Hedeflerin önünde kimler engel görülmüşse aşırı saldırılara maruz kalmıştır.
Kimin umurunda genel seçim...
Kim takar referandumu...
Siyasilerin kendilerine bir hedef koyması yönetmeye talip olması gayet anlaşılır bir durum.
Buraya kadar eyvallah!
Sıkıntı hedeflere giden yolda başlıyor.
Dava inancı olan, olduğunu söyleyen, iki cümleden birisi 'bizim davamız’ diye başlayan insanların birbirini yemek için her yolu mubah görmeleri ve adeta kamplara bölünmeleri, çeşitli gruplara ayrılmaları AK Parti'ye hangi faydayı sağlar, ülkeye ne katkı sunar, şehirlerine ne getirisi olur?
‘Ben olursam varım, ben yoksam dağıtırım’.
Bu mantaliteden fayda beklemek, çölde su aramaya benzer.
Belediye Başkanı olsan ne olur, meclis üyesi olsan ne yazar.
Hoş sedan var mı gök kubbede?
Ak Parti'de maalesef kurumsal hafıza oluşmadı.
Gidene tazim olsaydı, gelen de huzur bulurdu.
Öteki taraftan al milletvekili listelerini gidenlere bakın, bir de gelenlere ...
Seçim meydanında Ak Parti vekil adayı derse: 'MHP'ye de oy verebilirsiniz’

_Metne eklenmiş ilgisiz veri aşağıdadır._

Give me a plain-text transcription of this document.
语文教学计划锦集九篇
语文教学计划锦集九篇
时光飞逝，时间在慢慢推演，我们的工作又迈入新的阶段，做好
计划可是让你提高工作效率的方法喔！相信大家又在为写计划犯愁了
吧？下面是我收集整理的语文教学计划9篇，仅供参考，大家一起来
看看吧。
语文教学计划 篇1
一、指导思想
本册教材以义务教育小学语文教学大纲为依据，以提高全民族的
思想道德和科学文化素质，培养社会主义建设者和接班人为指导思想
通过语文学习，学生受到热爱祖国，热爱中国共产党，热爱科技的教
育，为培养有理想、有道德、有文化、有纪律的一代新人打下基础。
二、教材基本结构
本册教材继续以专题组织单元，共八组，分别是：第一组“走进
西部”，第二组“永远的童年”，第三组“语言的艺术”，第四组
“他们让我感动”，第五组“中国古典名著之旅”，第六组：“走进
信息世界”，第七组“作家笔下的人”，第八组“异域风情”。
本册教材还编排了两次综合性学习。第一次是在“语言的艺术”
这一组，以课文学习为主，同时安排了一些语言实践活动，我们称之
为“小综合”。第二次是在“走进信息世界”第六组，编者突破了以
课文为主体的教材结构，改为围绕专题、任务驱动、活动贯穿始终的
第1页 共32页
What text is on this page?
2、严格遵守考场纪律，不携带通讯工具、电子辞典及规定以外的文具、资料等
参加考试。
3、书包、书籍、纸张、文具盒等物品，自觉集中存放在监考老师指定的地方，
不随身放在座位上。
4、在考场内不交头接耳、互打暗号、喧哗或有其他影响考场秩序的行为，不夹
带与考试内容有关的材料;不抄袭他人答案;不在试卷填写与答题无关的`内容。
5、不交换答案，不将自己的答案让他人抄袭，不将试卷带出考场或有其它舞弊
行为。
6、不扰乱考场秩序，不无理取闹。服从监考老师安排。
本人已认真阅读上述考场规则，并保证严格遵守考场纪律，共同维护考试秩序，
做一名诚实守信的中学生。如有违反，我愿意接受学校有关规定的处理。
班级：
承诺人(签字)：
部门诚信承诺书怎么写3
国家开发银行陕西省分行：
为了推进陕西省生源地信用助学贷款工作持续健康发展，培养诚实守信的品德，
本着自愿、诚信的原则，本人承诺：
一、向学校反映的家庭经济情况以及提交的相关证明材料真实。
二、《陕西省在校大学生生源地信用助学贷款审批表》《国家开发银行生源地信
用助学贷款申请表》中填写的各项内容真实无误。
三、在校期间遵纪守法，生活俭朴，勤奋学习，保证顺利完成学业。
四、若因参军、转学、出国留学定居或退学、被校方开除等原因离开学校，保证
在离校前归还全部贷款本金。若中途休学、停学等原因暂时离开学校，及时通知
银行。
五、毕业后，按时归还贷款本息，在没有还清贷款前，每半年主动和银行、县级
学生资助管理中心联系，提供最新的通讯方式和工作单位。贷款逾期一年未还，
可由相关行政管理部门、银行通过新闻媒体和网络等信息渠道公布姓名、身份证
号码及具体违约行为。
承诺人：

‘Teşkilat mensubu söylerse 'biz biriz’
Seçmen de gider MHP'ye oy verir.
Bizim oylar neden MHP'ye gitti diye hayıflanmaya gerek yok.
Şimdi birileri çıkar ve muhtemelende Ak Parti'ye oy vermemiş olanlar hani şu meşhur ve sürekli ön planda görülen AKP’liler, 'yahu kardeşim bunları buralarda neden yazıyorsun, davaya zarar veriyorsun’ derler
Biz de soruyoruz: Hangi dava?
Bu ağaç kurtları koca çınarı içten içten yiyip bitirmek üzereler.
İş, işten geçmeden, yarın vah vah dememek için, bu günden tezi yok temizliğe başlanılmalı.
Bütün sorunlar ve daha fazlası neredeyse genel başkan yardımcılarının tamamına, bölgeyle ne kadar sorumlu isim varsa hepsine ve milletvekillerine toplumun çeşitli katmanları tarafından tane tane anlatıldı.
Cevap: Biz karışmıyoruz, kararı Reis veriyor...
Cevap: Size ne kardeşim, siz işinize bakın...
Cevap: Üzerimize düşeni yapacağımızdan şüpheniz olmasın..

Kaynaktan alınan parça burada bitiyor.